Handout B: Dinner Party Guests
Dinner Party Guests
(Cut and Printable Cards in PDF)
You are: John Adams
You lost the election of 1800 to Thomas Jefferson a few months ago. You probably lost in part due to the public’s reaction to the Alien and Sedition Acts. You did not ask Congress for the Alien and Sedition Acts, but you signed them into law and enforced them. Explaining your decision, you said, “A pen is certainly an excellent instrument to fix a man’s attention and to inflame his ambition. …I knew there was a need of [the Sedition Act] and I consented.”
You did not want to go to war with France, even though members of your party were calling for it But you also did not want the French revolution to gain support in the US. Before becoming President, you spent years in diplomatic roles in pre-revolutionary France. You believed the ideas fueling the French Revolution were extremely dangerous.
All of the newspaper publishers arrested under the sedition portion of the Alien and Sedition Acts were supporters of Thomas Jefferson. You and Jefferson were good friends for most of your lives, but by the 1790s he had become your political opponent. You have serious disagreements with Jefferson, and you also think he is a Francophile.
You are: Thomas Jefferson
John Adams helped you write the Declaration of Independence, and for most of your life, you were friends. You are not particularly friendly right now, though.
You spent time in Paris as the United States’ minister to France, from 1784-1789. You were friends with John and Abigail Adams, who were also in France during part of that time. You sometimes flirted with Mrs. Adams.
You are the leader of the political party that opposes Adams. You strongly believe the Alien and Sedition Acts are unconstitutional. Together with James Madison, you wrote the Virginia and Kentucky Resolutions, which condemned the Acts. In the Kentucky Resolution, you wrote that states should not have to obey unconstitutional laws.
When the revolution began in France, you supported the revolutionaries. You hated the excesses of the revolution even before the Reign of Terror, but you believed their attempt to establish a republic gave hope to the world.
You ran for President in 1800 and defeated John Adams. You hired journalists, including James Callender, to smear Adams in the press.
You are: James Madison
You are the “Father of the Constitution” and the author of the Bill of Rights. You strongly disapprove of the Alien and Sedition Acts and believe they are unconstitutional.
Together with Thomas Jefferson, you wrote the Virginia and Kentucky Resolutions, which condemned the Alien and Sedition Acts. In the Virginia Resolution, you said that the laws attacked the “right of free communication among the people,” and that the First Amendment’s protection of free speech and press were “the guardian of every other right.”
You became Thomas Jefferson’s Secretary of State when he was elected President. You worked hard to keep the United States neutral in the ongoing wars between France and England. You went on to become the fourth President of the United States.
You are: Abigail Adams
You are John Adams’s wife. In the 1780s you spent time living in France with your husband. During that time you became friends with Thomas Jefferson.

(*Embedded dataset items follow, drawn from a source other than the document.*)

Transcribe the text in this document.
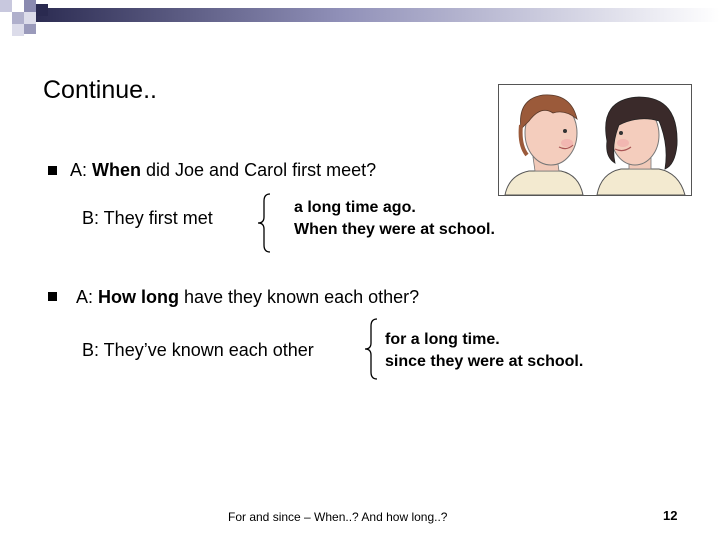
Continue..
A: When did Joe and Carol first meet?
B: They first met
a long time ago.
When they were at school.
A: How long have they known each other?
B: They’ve known each other
for a long time.
since they were at school.
For and since – When..? And how long..?	12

You supported your husband’s decision to sign the Alien and Sedition Acts. At times, you feared for his safety. In a letter to your husband, you wrote that you wished US law were strong enough “to punish the stirrer up of sedition.” You believed that a “strong sedition bill” would help bring the country “peace and harmony.”
You wrote to your sister about your fear of mobs in Philadelphia. You wrote of one journalist, “[He] is cursing and abusing daily. If that fellow [and others] are not suppressed, we shall come to a civil war.”
Though you were once close and even flirted a little bit, you have not forgiven Jefferson for his attacks on your husband. You accused Jefferson of helping spread “the blackest calumny and foulest falsehoods.”
You are: James Callender
You are a Scottish journalist living in Richmond, Virginia. Some call you a “scandalmonger.” After reading your work in Europe, Thomas Jefferson paid you to publish negative things about John Adams.
In print, you called Adams “mentally deranged,” and “a hideous hermaphroditical character, which has neither the force of a man, nor the gentleness and sensibility of a woman.” You also wrote that he was planning to crown himself king.
By printing these articles, you violated the Alien and Sedition Acts. You were arrested, convicted, and jailed for nine months in Richmond. President Jefferson later pardoned you along with all others convicted under the Acts.
You are: Timothy Pickering
You are John Adams’s Secretary of State. You support the Alien and Sedition Acts. Furthermore, you think Thomas Jefferson and James Madison are wrong to argue they are unconstitutional.
You believe the Alien and Sedition Acts were constitutional measures to protect national security. You also do not accept the charge that they violated the First Amendment.
You said, “Because we have the right to speak and publish our opinions, it does not necessarily follow that we may exercise it in uttering false and malicious slanders against our neighbor or our government, any more than we may under cover of freedom of action knock down the first man we meet, and exempt ourselves from punishment by pleading that we are free agents.”